There are a couple of quad rings and steel spacers at the bottom to effect release when the top nut is loosened.
It was worth while making this fixture and it proves to be accurate as well.

http://www.clubchopper.com/photopost/showphoto.php?photo=18012&cat=500&ppuser=1763
 
Made plenty of these over the years,just like T,Overeynder makes them,but a 30 deg taper,because the center drill cuts the taper.
 
How would you make one that holds a flanged 3/8 id oilite bearing? Need to shorten one from 1" to 3/4"-5/8" for a lathe replacement. Thinking turn crs to .375, bore a pilot hole and tap it short, prob 10-32, then slit it once. Need bearing length exact so I can fit dead nuts perfect.

John (newbie lathe guy)

Maybe I need to buy that machine shop tricks book that I keep hearing about?
 
Like you are thinking, use Forrest's technique, but use a 10-24 setscrew. Tap the 10-24 threads with a taper tap, not a plug tap, and not very deep. When the setscrew enters the tapered threads, the mandrel will expand. Split it twice (quarters).
 
For the ocasional use don't overlook the Bizmuth low temp expanding alloys. I insert a undersized mandrel pour the Cerrosafe type material in the annular space and chuck the mandrel in the four jaw or six jaw chuck and indicate in machine and melt the part of the mandrel.
 
Interesting ideas, thank you.

The NPT plug seems unbeatable for quick, no-fuss fabrication, but the Cerro metal idea is good too. Very interesting, that one, because it would be easy to use a stock piece of drill rod for the arbor.

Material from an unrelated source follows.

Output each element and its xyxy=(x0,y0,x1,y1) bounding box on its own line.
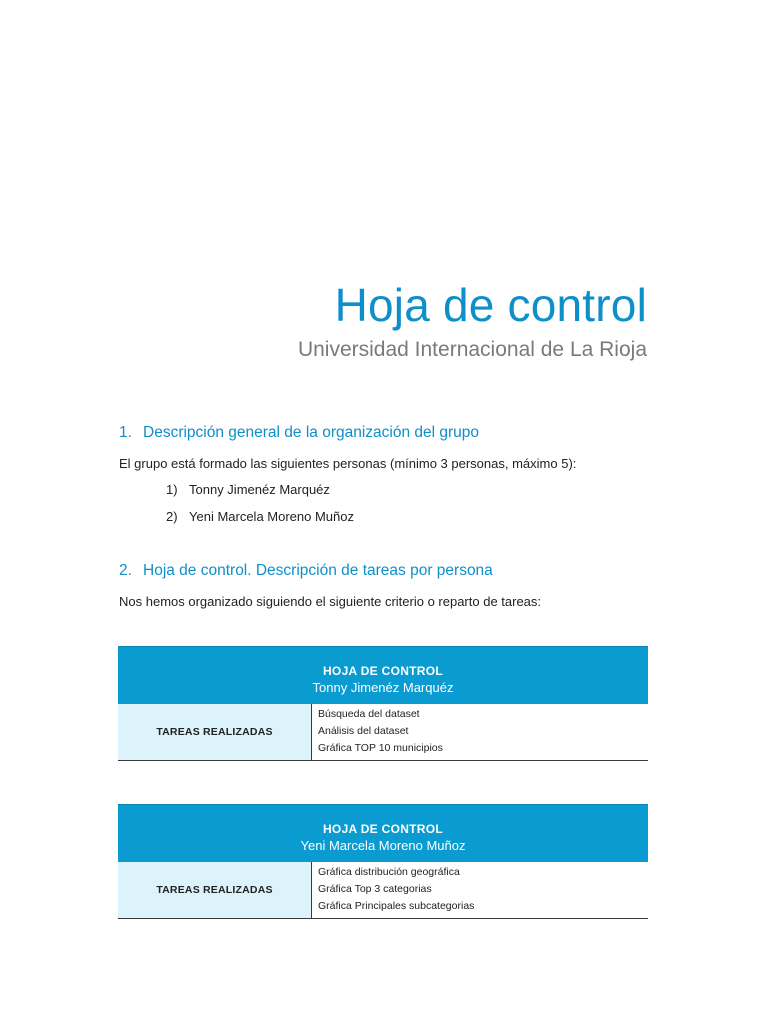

The paraphernalia needed to melt the alloy is a drawback, though. However simple it may be, it still has to be stored and space on the bench has to be cleared for it. Tools to make the npt plug arbor are always handy.

The tapered SHCS is interesting but seems like too much fabrication effort for an arbor that will be used for just a few parts. And if you plan to make a bunch of parts on it, time is money so you'd generally buy a commercial item with all the nifty features John mentioned.

Mudflap: Great idea! ;)

Donie: Nice fixture. For your use I'm sure it was well worth the effort, and besides it is obviously a nice piece of work in its own right.


GlennM
 
Thanks. I was answering John Williams who didn't seem to catch your description. Maybe I was being dense. A flathead screw, socket or otherwise, will work too if you don't need much expansion force.

I've also used a tapered draw pin, that's a tapered pin with threads on the end so you can draw it out with a nut. That requires that you ream the hole with a taper pin reamer, but it gives you better controlled expansion over a longer length. I did it on a 1"dia splined mandrel and concentricity of the finished parts was very good. If you can't find draw pins, just drill and tap a taper pin for a screw.